C'est pourquoi une guerre en coulisses sur l'encapsulation des peptides s'intensifie maintenant. Trois entreprises — L'Oréal (via la technologie liposomale peptidique de Lancôme), Estée Lauder (brevet pour un système de délivrance de peptides en deux phases daté du 3 janvier 2026) et le géant coréen Amorepacific (patchs à micro-aiguilles avec peptides) — se poursuivent en justice pour des brevets, avec des réclamations totales dépassant 400 millions de dollars. Les consommateurs voient de jolis flacons, mais en coulisses, une guerre des brevets fait rage qui déterminera qui peut dire « nos peptides fonctionnent vraiment » et qui ne le peut pas.
Deuxième angle sombre : l'augmentation de 79 % des recherches est inégale. Géographiquement, 65 % de cette croissance provient de la Corée du Sud, de la Chine et des États-Unis. Les consommateurs européens sont beaucoup plus calmes — la croissance y est d'environ 22 %. Cela signifie que le chiffre mondial est gonflé par les marchés asiatiques, où les peptides sont promus non pas tant comme une alternative au rétinol mais comme un composant de la « glass skin » et des rituels de K-beauty. Les médias présentent cela comme une tendance mondiale, mais c'est avant tout un phénomène asiatique-américain.
Prévisions : 30 et 90 prochains jours
Dans les 30 prochains jours, je m'attends à au moins deux annonces majeures de collaboration : les marques de cosmétiques commenceront des partenariats avec des startups biotechnologiques pour développer des « peptides intelligents » qui répondent au pH de la peau et au microbiome. Les montants des transactions varieront de 50 à 80 millions de dollars chacune. Aussi, la première enquête majeure d'une publication grand public (je parie sur Consumer Reports ou Lab Muffin Beauty Science) sur la biodisponibilité réelle des peptides dans les produits populaires apparaîtra — cela causera des turbulences réputationnelles à court terme mais n'arrêtera pas la tendance.
Dans les 90 jours, la « consolidation des peptides » dans la vente au détail commencera.

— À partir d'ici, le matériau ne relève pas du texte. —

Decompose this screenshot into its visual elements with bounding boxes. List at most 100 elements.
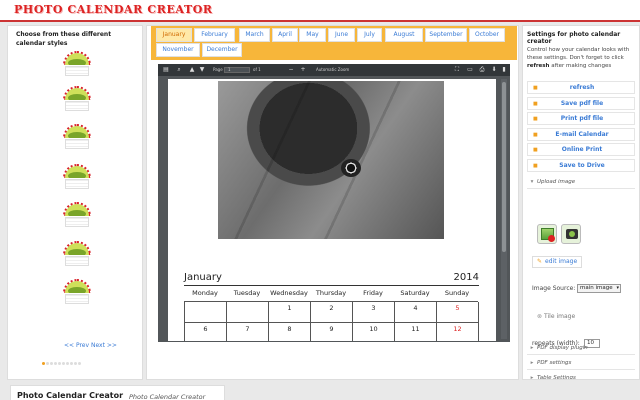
settings-panel: Settings for photo calendar creator Cont… xyxy=(522,25,640,380)
weekday-header: Tuesday xyxy=(233,289,261,297)
zoom-out-icon[interactable]: − xyxy=(288,67,294,73)
calendar-day-cell: 5 xyxy=(437,302,479,323)
pagination-dot[interactable] xyxy=(54,362,57,365)
tab-april[interactable]: April xyxy=(272,28,298,42)
page-down-icon[interactable]: ▼ xyxy=(199,67,205,73)
style-thumbnail-5[interactable] xyxy=(63,202,91,228)
upload-image-section[interactable]: ▾ Upload image xyxy=(527,176,635,189)
tab-october[interactable]: October xyxy=(469,28,505,42)
tab-june[interactable]: June xyxy=(328,28,355,42)
camera-icon[interactable] xyxy=(561,224,581,244)
tile-icon: ⊗ xyxy=(537,313,543,320)
tab-august[interactable]: August xyxy=(385,28,423,42)
page-up-icon[interactable]: ▲ xyxy=(189,67,195,73)
pagination-dot[interactable] xyxy=(74,362,77,365)
weekday-header: Friday xyxy=(363,289,383,297)
pagination-dot[interactable] xyxy=(58,362,61,365)
zoom-in-icon[interactable]: + xyxy=(300,67,306,73)
tab-january[interactable]: January xyxy=(156,28,192,42)
calendar-month-title: January xyxy=(184,272,222,283)
upload-photo-icon[interactable] xyxy=(537,224,557,244)
style-thumbnail-2[interactable] xyxy=(63,86,91,112)
tile-image-button[interactable]: ⊗ Tile image xyxy=(537,313,575,321)
calendar-day-cell: 12 xyxy=(437,323,479,341)
button-label: Print pdf file xyxy=(560,115,604,122)
pdf-scrollbar-thumb[interactable] xyxy=(502,82,506,252)
button-label: Save to Drive xyxy=(559,161,605,169)
settings-description: Control how your calendar looks with the… xyxy=(527,46,633,70)
app-logo[interactable]: PHOTO CALENDAR CREATOR xyxy=(14,3,213,16)
calendar-divider xyxy=(184,285,479,286)
tab-december[interactable]: December xyxy=(202,43,242,57)
save-to-drive-button[interactable]: ■ Save to Drive xyxy=(527,158,635,172)
section-label: PDF settings xyxy=(537,360,572,366)
pagination-dot[interactable] xyxy=(62,362,65,365)
calendar-day-cell: 11 xyxy=(395,323,437,341)
style-thumbnail-6[interactable] xyxy=(63,241,91,267)
tile-image-label: Tile image xyxy=(544,313,576,320)
page-label: Page xyxy=(213,67,223,72)
print-icon[interactable]: ⎙ xyxy=(479,67,485,73)
bookmark-icon[interactable]: ▮ xyxy=(501,67,507,73)
footer-subtitle: Photo Calendar Creator xyxy=(129,393,206,400)
pagination-dot[interactable] xyxy=(50,362,53,365)
weekday-header: Thursday xyxy=(315,289,347,297)
app-header: PHOTO CALENDAR CREATOR xyxy=(0,0,640,22)
weekday-header: Saturday xyxy=(400,289,430,297)
pagination-dot[interactable] xyxy=(42,362,45,365)
tab-march[interactable]: March xyxy=(239,28,270,42)
zoom-select[interactable]: Automatic Zoom xyxy=(316,66,349,74)
style-thumbnail-4[interactable] xyxy=(63,164,91,190)
weekday-header: Sunday xyxy=(444,289,470,297)
open-file-icon[interactable]: ▭ xyxy=(467,67,473,73)
sidebar-toggle-icon[interactable]: ▤ xyxy=(163,67,169,73)
tab-november[interactable]: November xyxy=(156,43,200,57)
pdf-toolbar: ▤ ⌕ ▲ ▼ Page 1 of 1 − + Automatic Zoom ⛶… xyxy=(158,64,510,76)
settings-desc-end: after making changes xyxy=(549,63,612,69)
section-table-settings[interactable]: ▸ Table Settings xyxy=(527,372,635,380)
tab-july[interactable]: July xyxy=(357,28,382,42)
pdf-viewer: ▤ ⌕ ▲ ▼ Page 1 of 1 − + Automatic Zoom ⛶… xyxy=(158,64,510,342)
edit-image-label: edit image xyxy=(545,258,578,265)
image-source-select[interactable]: main image xyxy=(577,284,621,293)
online-print-button[interactable]: ■ Online Print xyxy=(527,143,635,156)
calendar-day-cell xyxy=(227,302,269,323)
calendar-day-cell: 7 xyxy=(227,323,269,341)
pagination-dot[interactable] xyxy=(78,362,81,365)
edit-image-button[interactable]: ✎ edit image xyxy=(532,256,582,268)
calendar-day-cell: 10 xyxy=(353,323,395,341)
calendar-preview-panel: January February March April May June July Augu… xyxy=(146,25,519,380)
calendar-day-cell: 1 xyxy=(269,302,311,323)
chevron-right-icon: ▸ xyxy=(530,375,534,380)
calendar-day-cell: 4 xyxy=(395,302,437,323)
tab-february[interactable]: February xyxy=(194,28,235,42)
calendar-day-cell: 9 xyxy=(311,323,353,341)
style-thumbnail-7[interactable] xyxy=(63,279,91,305)
presentation-icon[interactable]: ⛶ xyxy=(454,67,460,73)
extension-footer: Photo Calendar Creator Photo Calendar Cr… xyxy=(10,385,225,400)
tab-may[interactable]: May xyxy=(299,28,326,42)
refresh-button[interactable]: ■ refresh xyxy=(527,81,635,94)
pagination-dot[interactable] xyxy=(66,362,69,365)
pagination-dot[interactable] xyxy=(70,362,73,365)
style-thumbnail-3[interactable] xyxy=(63,124,91,150)
pagination-dots[interactable] xyxy=(42,350,112,365)
page-total: of 1 xyxy=(253,67,261,72)
save-pdf-file-button[interactable]: ■ Save pdf file xyxy=(527,96,635,110)
chevron-down-icon: ▾ xyxy=(530,179,534,185)
print-pdf-file-button[interactable]: ■ Print pdf file xyxy=(527,112,635,125)
section-pdf-settings[interactable]: ▸ PDF settings xyxy=(527,357,635,370)
settings-desc-bold: refresh xyxy=(527,63,550,69)
pagination-dot[interactable] xyxy=(46,362,49,365)
weekday-header: Monday xyxy=(192,289,218,297)
section-pdf-display-plugin[interactable]: ▸ PDF display plugin xyxy=(527,342,635,355)
settings-title: Settings for photo calendar creator xyxy=(527,31,621,45)
calendar-day-cell xyxy=(185,302,227,323)
e-mail-calendar-button[interactable]: ■ E-mail Calendar xyxy=(527,127,635,141)
download-icon[interactable]: ⬇ xyxy=(491,67,497,73)
prev-next-link[interactable]: << Prev Next >> xyxy=(64,342,117,349)
calendar-day-cell: 6 xyxy=(185,323,227,341)
find-icon[interactable]: ⌕ xyxy=(176,67,182,73)
tab-september[interactable]: September xyxy=(425,28,467,42)
style-thumbnail-1[interactable] xyxy=(63,51,91,77)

Sephora et Ulta introduiront des badges « Complexe peptidique cliniquement prouvé » pour mettre en avant les produits avec des systèmes de délivrance confirmés. Les marques sans tels systèmes perdront de l'espace en rayon. Simultanément, la course aux peptides de troisième génération — biofermentés, produits non par synthèse chimique mais par cultures bactériennes — commencera. Le coût de production de ces peptides est 50 % inférieur, et la valeur marketing (« peptides naturels ») est 200 % supérieure.
La tendance des peptides n'éclatera pas rapidement, comme cela s'est produit avec les huiles ou le CBD dans les soins de la peau. Mais elle se divisera en deux parties inégales : les produits chers avec des systèmes de délivrance efficaces (prix à partir de 90 $ pour 30 ml) et les produits de masse où les peptides serviront d'ingrédient marketing — présents dans la formule mais pas dans la peau. Les consommateurs devront apprendre à faire la différence, et ce sera le principal défi pour les consommateurs jusqu'à la fin de 2026.